Andrei Kostin also partially changed his attitude to cryptocurrencies. So, the head of VTB, who called the miners counterfeiters, in February of this year put Bitcoin on a par with gold and the dollar. The banker supported the idea of the Central Bank about the need to protect private investors, otherwise they would look for alternatives, leave the securities market and opt for “less clear, transparent and reliable products” like bitcoin, gold, dollar or foreign accounts. brokers.
At the same time, a year ago, after the entry into force of the fifth EU directive, more than 40 licensed German banks applied to the German Federal Financial Supervision Authority Bafin for permission to provide services related to cryptocurrency.
And in the summer of 2020, important changes took place in US legislation. The country’s national banks were able to store cryptographic keys from cryptocurrency wallets. The Office of Monetary Circulation (OCC) within the Ministry of Finance explained that the country’s financial institutions can now provide safer custodial solutions than the current supply on the market.
Therefore, it is not surprising that strategists at JPMorgan, the bank whose head promised to fire traders who trade cryptocurrency, at the end of February this year began advising their clients to transfer 1% of funds to Bitcoin. Financial analysts now believe digital money can hedge risks from price fluctuations in traditional asset classes such as stocks, bonds, and commodities.

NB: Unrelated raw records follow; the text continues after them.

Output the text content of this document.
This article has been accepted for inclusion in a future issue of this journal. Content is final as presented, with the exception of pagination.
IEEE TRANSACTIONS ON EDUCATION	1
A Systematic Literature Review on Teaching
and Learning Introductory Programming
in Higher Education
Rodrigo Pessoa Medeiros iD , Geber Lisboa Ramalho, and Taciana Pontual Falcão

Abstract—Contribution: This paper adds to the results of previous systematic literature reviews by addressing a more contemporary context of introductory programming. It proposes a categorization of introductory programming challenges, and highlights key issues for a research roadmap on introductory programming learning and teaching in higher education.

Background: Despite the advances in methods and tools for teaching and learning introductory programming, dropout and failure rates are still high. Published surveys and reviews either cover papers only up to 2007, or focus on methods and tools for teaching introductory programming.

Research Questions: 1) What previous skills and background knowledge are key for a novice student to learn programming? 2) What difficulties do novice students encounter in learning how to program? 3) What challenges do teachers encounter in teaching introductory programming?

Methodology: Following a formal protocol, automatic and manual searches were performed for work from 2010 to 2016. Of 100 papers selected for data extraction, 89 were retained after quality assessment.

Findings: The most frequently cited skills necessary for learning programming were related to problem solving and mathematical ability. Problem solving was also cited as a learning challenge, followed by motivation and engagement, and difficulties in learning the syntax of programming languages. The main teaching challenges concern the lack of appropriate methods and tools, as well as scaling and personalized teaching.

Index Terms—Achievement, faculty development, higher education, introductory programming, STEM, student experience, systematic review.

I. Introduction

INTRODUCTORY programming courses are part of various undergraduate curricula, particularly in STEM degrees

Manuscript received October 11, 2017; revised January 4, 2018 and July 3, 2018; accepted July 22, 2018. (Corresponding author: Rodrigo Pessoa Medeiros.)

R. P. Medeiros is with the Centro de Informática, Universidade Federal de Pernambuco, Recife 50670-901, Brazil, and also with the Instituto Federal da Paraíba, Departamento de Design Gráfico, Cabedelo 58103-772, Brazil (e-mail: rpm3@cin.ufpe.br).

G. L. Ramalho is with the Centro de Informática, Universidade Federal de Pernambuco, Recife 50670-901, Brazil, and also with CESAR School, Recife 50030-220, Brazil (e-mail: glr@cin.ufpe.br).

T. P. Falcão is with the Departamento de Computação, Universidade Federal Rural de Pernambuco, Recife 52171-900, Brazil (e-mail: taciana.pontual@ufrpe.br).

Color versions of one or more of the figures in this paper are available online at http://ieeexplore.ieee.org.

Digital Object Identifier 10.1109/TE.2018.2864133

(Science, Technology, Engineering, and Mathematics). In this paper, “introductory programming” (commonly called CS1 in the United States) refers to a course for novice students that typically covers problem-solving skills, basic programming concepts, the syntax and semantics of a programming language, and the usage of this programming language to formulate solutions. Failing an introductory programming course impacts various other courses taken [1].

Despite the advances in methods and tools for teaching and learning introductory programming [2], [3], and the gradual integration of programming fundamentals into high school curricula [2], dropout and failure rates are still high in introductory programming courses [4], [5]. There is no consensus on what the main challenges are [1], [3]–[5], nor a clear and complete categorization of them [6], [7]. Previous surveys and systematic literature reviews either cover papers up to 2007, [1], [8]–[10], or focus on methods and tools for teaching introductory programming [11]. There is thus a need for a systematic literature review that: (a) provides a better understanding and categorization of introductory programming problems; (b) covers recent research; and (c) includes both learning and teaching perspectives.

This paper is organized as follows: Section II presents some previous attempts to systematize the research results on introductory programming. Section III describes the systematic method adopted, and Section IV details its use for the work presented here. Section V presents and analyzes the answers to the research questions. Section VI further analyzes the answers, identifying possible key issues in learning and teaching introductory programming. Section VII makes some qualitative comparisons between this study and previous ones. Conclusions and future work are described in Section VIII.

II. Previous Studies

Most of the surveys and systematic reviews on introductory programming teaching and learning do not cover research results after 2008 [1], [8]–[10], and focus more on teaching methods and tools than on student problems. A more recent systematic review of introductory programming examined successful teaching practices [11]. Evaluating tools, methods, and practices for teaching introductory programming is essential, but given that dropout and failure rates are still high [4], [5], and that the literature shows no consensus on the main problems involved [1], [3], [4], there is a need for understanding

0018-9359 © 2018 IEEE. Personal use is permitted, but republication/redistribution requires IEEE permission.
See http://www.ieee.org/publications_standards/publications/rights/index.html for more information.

Citibank, which three years ago unequivocally considered bitcoin to be a bubble, now claims that the first cryptocurrency in terms of capitalization can become a means of settlement in international trade. Among the advantages of the asset, analysts highlighted decentralization, transparency, and low transaction costs.
BNY Mellon, the oldest in the United States and the world’s largest depositary bank, announced in February the launch of services for storing and conducting transactions with cryptocurrency in the interests of its customers. To do this, the company will present its own platform that will allow transactions with digital money in the same way as with traditional assets.
A new stage in the global adoption of cryptocurrencies
Large companies are just starting to invest in bitcoin, and financial institutions have only recently begun to add the ability to work with cryptocurrencies. It is obvious that the crypto market is still in its infancy. Therefore, it is quite possible that in the future more and more large banks will change their attitude towards a new type of digital assets.
And the emergence of detailed and transparent regulation of the cryptoindustry will play a huge role in this. Probably, in the near future, the authorities of the largest countries will resolve the issue of legalizing digital money, which will lead to their next stage of development.